Моника пожала плечами.
— Сниму квартиру, если дети меня не примут. Не нужна ли кому-нибудь хорошая экономка?
Сквозь ворота, ведущие в усадьбу Мансано, они увидели полуденно-белую наготу Александра Великого перед зардевшимся от стыда домом.
— А вот и папа́, — сказала Моника.
Старец, опираясь на палку, стоял возле фонтана в шлепанцах и оранжевом халате. У него за спиной — мальчик-слуга, заключивший в объятия кресло на колесах. Машина остановилась перед доном Андонгом, пассажиры вышли.
— Как все прошло? — спросил он Монику.
Она поцеловала его в щеку:
— Очень впечатляюще, папа́. Может, не надо тебе быть на солнце? Президент с супругой справлялись о твоем здоровье.
— Пусть Почоло и Джек видят — я могу и стоять и ходить.
— Это очень хорошо, папа́, но не следует все же злоупотреблять. Джек, Поч, отведите его в тень, ладно? Я распоряжусь насчет обеда.
Она заторопилась прочь, а мальчик-слуга, повинуясь ее взгляду, подтолкнул кресло к старцу, и тот рухнул в него. Его перевезли через аллею к деревьям.
— Я тут гулял, — сказал он, — прощался с этим местом. Вечером перебираюсь в монастырь. Возможно, сейчас я в последний раз гляжу на «Ла Алехандрию». Когда я строил ее в тридцать четвертом, Алекс был еще ребенком — лет трех-четырех, да? Я приводил его сюда, и мы вместе смотрели, как растет дом. Я говорил ему, что строю дом для него, что когда-нибудь он будет здесь хозяином. Люди в те годы были очень уверены в себе! Мог ли я думать, что этот дом умрет вместе со мной, и даже сына не будет, чтобы позаботиться о нем и обо мне?
Вот фонтан. Когда воздвигали статую Александра, Алекс спросил меня: «Это святой?» Мать научила его молиться. Я сказал, что нет, что святых вообще не бывает, только герои, и что статуя на фонтане олицетворяет героизм и гордое имя — Александр. Я учил его гордости. Этот памятник, говорил я мальчику, воздвигнут в его честь и в мою, в честь нашей семьи и нашего дома, в честь сыновей, других Алехандро, которые придут после нас. Я растил его в тени памятника, воздвигнутого во славу имени. Мудро с моей стороны, а? У греков было для этого специальное слово — hubris. Гордыня. Я был наказан за то, что сотворил кумира.

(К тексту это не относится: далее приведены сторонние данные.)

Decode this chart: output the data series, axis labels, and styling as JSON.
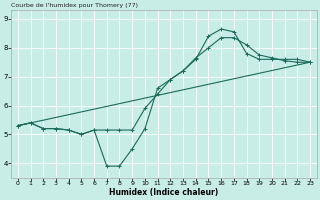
{
  "title": "Courbe de l'humidex pour Thomery (77)",
  "xlabel": "Humidex (Indice chaleur)",
  "xlim": [
    -0.5,
    23.5
  ],
  "ylim": [
    3.5,
    9.3
  ],
  "xticks": [
    0,
    1,
    2,
    3,
    4,
    5,
    6,
    7,
    8,
    9,
    10,
    11,
    12,
    13,
    14,
    15,
    16,
    17,
    18,
    19,
    20,
    21,
    22,
    23
  ],
  "yticks": [
    4,
    5,
    6,
    7,
    8,
    9
  ],
  "bg_color": "#c8ece6",
  "line_color": "#1a6b5a",
  "line1_x": [
    0,
    1,
    2,
    3,
    4,
    5,
    6,
    7,
    8,
    9,
    10,
    11,
    12,
    13,
    14,
    15,
    16,
    17,
    18,
    19,
    20,
    21,
    22,
    23
  ],
  "line1_y": [
    5.3,
    5.4,
    5.2,
    5.2,
    5.15,
    5.0,
    5.15,
    3.9,
    3.9,
    4.5,
    5.2,
    6.6,
    6.9,
    7.2,
    7.6,
    8.4,
    8.65,
    8.55,
    7.8,
    7.6,
    7.6,
    7.6,
    7.6,
    7.5
  ],
  "line2_x": [
    0,
    1,
    2,
    3,
    4,
    5,
    6,
    7,
    8,
    9,
    10,
    11,
    12,
    13,
    14,
    15,
    16,
    17,
    18,
    19,
    20,
    21,
    22,
    23
  ],
  "line2_y": [
    5.3,
    5.4,
    5.2,
    5.2,
    5.15,
    5.0,
    5.15,
    5.15,
    5.15,
    5.15,
    5.9,
    6.4,
    6.9,
    7.2,
    7.65,
    8.0,
    8.35,
    8.35,
    8.1,
    7.75,
    7.65,
    7.55,
    7.5,
    7.5
  ],
  "line3_x": [
    0,
    23
  ],
  "line3_y": [
    5.3,
    7.5
  ]
}
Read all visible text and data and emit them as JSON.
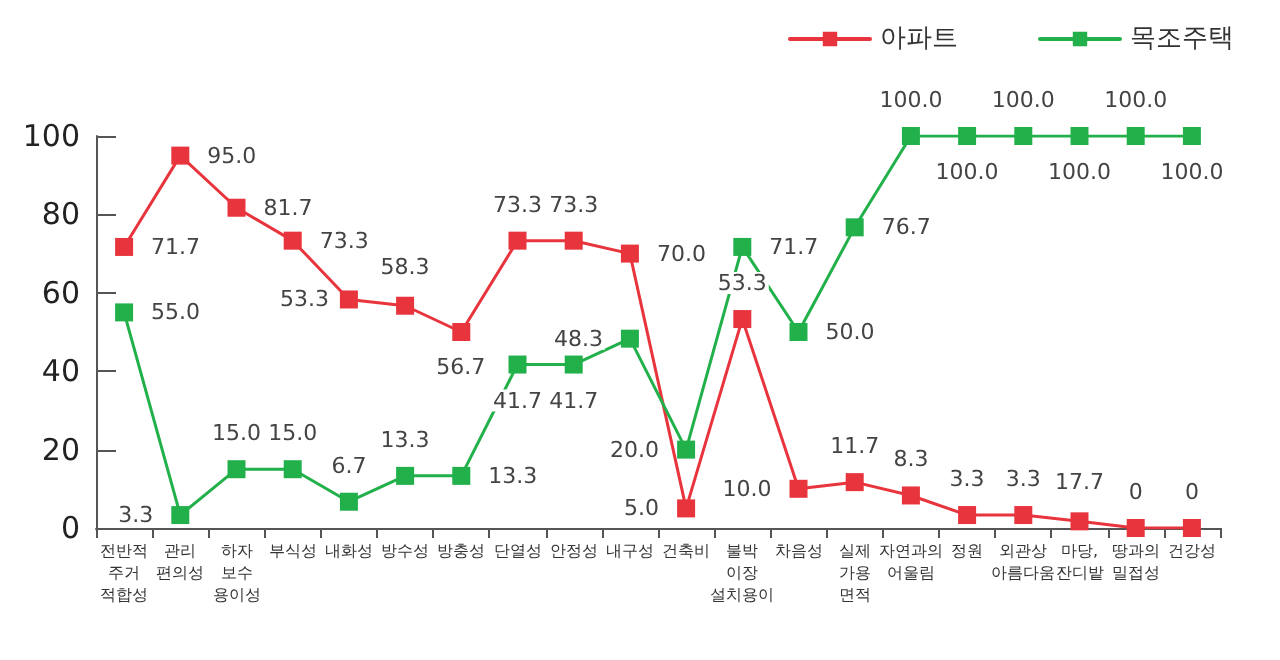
{
  "chart_data": {
    "type": "line",
    "categories": [
      "전반적\n주거\n적합성",
      "관리\n편의성",
      "하자\n보수\n용이성",
      "부식성",
      "내화성",
      "방수성",
      "방충성",
      "단열성",
      "안정성",
      "내구성",
      "건축비",
      "불박\n이장\n설치용이",
      "차음성",
      "실제\n가용\n면적",
      "자연과의\n어울림",
      "정원",
      "외관상\n아름다움",
      "마당,\n잔디밭",
      "땅과의\n밀접성",
      "건강성"
    ],
    "series": [
      {
        "name": "아파트",
        "color": "#e8343c",
        "values": [
          71.7,
          95.0,
          81.7,
          73.3,
          58.3,
          56.7,
          50.0,
          73.3,
          73.3,
          70.0,
          5.0,
          53.3,
          10.0,
          11.7,
          8.3,
          3.3,
          3.3,
          1.7,
          0,
          0
        ],
        "value_labels": [
          "71.7",
          "95.0",
          "81.7",
          "73.3",
          null,
          null,
          null,
          "73.3",
          "73.3",
          "70.0",
          "5.0",
          "53.3",
          "10.0",
          "11.7",
          "8.3",
          "3.3",
          "3.3",
          null,
          "0",
          "0"
        ]
      },
      {
        "name": "목조주택",
        "color": "#22b04b",
        "values": [
          55.0,
          3.3,
          15.0,
          15.0,
          6.7,
          13.3,
          13.3,
          41.7,
          41.7,
          48.3,
          20.0,
          71.7,
          50.0,
          76.7,
          100,
          100,
          100,
          100,
          100,
          100
        ],
        "value_labels": [
          "55.0",
          "3.3",
          "15.0",
          "15.0",
          "6.7",
          "13.3",
          "13.3",
          "41.7",
          "41.7",
          "48.3",
          "20.0",
          "71.7",
          "50.0",
          "76.7",
          "100.0",
          "100.0",
          "100.0",
          "100.0",
          "100.0",
          "100.0"
        ]
      }
    ],
    "annotations": [
      {
        "text": "53.3",
        "x": "내화성",
        "y": 58.3
      },
      {
        "text": "58.3",
        "x": "방수성",
        "y": 56.7
      },
      {
        "text": "56.7",
        "x": "방충성",
        "y": 50.0
      },
      {
        "text": "17.7",
        "x": "마당,\n잔디밭",
        "y": 1.7
      }
    ],
    "ylim": [
      0,
      100
    ],
    "yticks": [
      0,
      20,
      40,
      60,
      80,
      100
    ],
    "grid": false,
    "legend": "top right",
    "marker": "square",
    "line_style": "solid"
  }
}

Когда погиб мой внук, я пришел в ярость. Я понял, что все еще поклоняюсь кумиру, языческому идолу по имени Алехандро, и что бог сокрушил его. Лежа в постели, я собирал все силы, чтобы восстановить этого идола, отвергнуть бога, сопротивляться, дать сдачи. Но бог сокрушил нас. Я потерял не только внука, но и сына. Но я веду честную борьбу. «Проклясть бога и умереть» — это не для меня. И я восстал с постели, чтобы пожать ему руку и вручить себя ему, себя — его раба до конца дней. Или я все еще мудрствую лукаво?
Может быть, я думаю так лишь потому, что хочу сохранить имя Алехандро Мансано еще на какое-то время, веря, что, покорившись, я удержу бога от нового удара? Боюсь, я безнадежный язычник. Для меня религия — сделка с богом… Вот почему я распорядился, чтобы сегодня вечером, когда я покину этот дом, фонтан разрушили, разбили на мелкие куски.
Его гости, протестуя, обступили кресло-каталку. Статуя превосходная, ее можно пожертвовать какой-нибудь художественной школе или музею, убеждали они его.